Dan
Calabrese
Read Dan's bio and previous columns here
May 5, 2008
The Associated Press
Economy . . . and the Real One
I
hate to pick on a fellow journalist, but if I were Jeannine Aversa of
the Associated Press, I would be embarrassed. Ms. Aversa covers economic
issues for the AP, and I guess it’s hard to come up with actual economic
facts every day, so she likes to publish predictions.
This tends to precipitate the following chain of events:
-
Ms. Aversa reports
that economists expect the economy to tank, jobs to disappear, etc.
-
The economy does
not tank, and jobs do not disappear (at least not as much as
“economists expected”); Ms. Aversa reports economists’ surprise.
-
Ms. Aversa reports
that economists now expect the disasters they thought would happen
this quarter to happen next quarter.
-
Rinse. Repeat.
This past Thursday, I wrote about how Ms. Aversa had to report the
shocking news that the economy actually grew in the first quarter of
2008, and that contrary to what she had been saying in her stories for
weeks, the U.S. is not in a recession.
Then again, every day is a new opportunity for a recession to start, and
Ms. Aversa manages to work this into a story about the unemployment rate
going down:
Businesses are handing out pink slips as they cope with an
economy that is teetering on the edge of a recession, or possibly in one
already.
You get that? We are “possibly in (a recession) already.” True
statement? Well, sure. A recession is two consecutive quarters of
negative economic growth. We’re in a quarter. It’s not over. This
quarter’s growth could be negative! Then, next quarter’s could too!
Ergo, it is possible that we are already in a recession.
What an insightful observation.
The latest breaking economic news from the AP is that the unemployment
rate has declined from 5.1 percent to 5.0 percent. (This exceptionally
low level is often known as full employment, with the theory being that
at any given moment 5 percent of the workforce is going to be between
jobs for one reason or another.)
The unemployment rate declined in spite of the fact that 20,000 jobs
were actually cut during April – a phenomenon explained in part by the
fact that “entrepreneurial households” (people becoming self-employed)
were up an astounding 362,000. But the development stunned Ms. Aversa’s
unnamed “many economists,” whom she says were “bracing for job cuts of
75,000 and for the unemployment rate to climb to 5.2 percent.”

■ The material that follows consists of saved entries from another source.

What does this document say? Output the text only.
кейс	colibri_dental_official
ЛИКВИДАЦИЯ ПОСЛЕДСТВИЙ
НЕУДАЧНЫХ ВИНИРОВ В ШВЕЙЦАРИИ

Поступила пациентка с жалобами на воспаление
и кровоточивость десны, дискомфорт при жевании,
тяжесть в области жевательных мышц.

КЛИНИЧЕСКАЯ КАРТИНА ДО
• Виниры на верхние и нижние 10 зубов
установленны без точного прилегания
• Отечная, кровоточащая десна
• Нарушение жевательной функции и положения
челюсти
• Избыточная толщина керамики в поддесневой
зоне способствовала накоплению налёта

Jeannine Aversa needs to find some new sources. These guys blew it on
their prediction that we would see negative growth in the first quarter
(only to go right ahead and predict we would see it in the second – just
read Jeannine Aversa’s stories), and were way off on their call about
the unemployment rate.
If
you must quote people making predictions, why keep going back to the
same people who keep getting it wrong?
Better yet, why can’t Ms. Aversa and her colleagues at the AP just
report the economy as it is, rather than trying to speculate about what
it’s going to be? Because they sure as hell can’t get that right
to save their lives.
Thankfully, this doom-and-gloom reporting has not succeeded in giving us
a recession. But it has scared the crap out of a lot of people, and who
knows how many people have lost their jobs just because employers were
nervous about the economy? And who knows how many of those employers
were only nervous because of the stories they read in their local papers
off the AP wire?
It
always inspires howls of derision when you “blame the media” for
anything, but when the media tells us incessantly that a recession is
coming, or is already here, it’s hard to blame people for tightening
their belts and taking steps to hunker down for it.
And when it turns out the media and its sources were wrong, and probably
couldn’t correctly predict the sun coming up in the morning?
Oh
well! No time to dwell on that. They have to focus on reporting their
new predictions.
The AP claims that it practices “accountability journalism,” through
which it presumes to tell us when public officials are failing to govern
in the best interests of the people.
The wisdom of this approach is a subject for another day, but who will
hold the AP accountable for stories about the coming recession – stories
that were incessant, scary and wrong?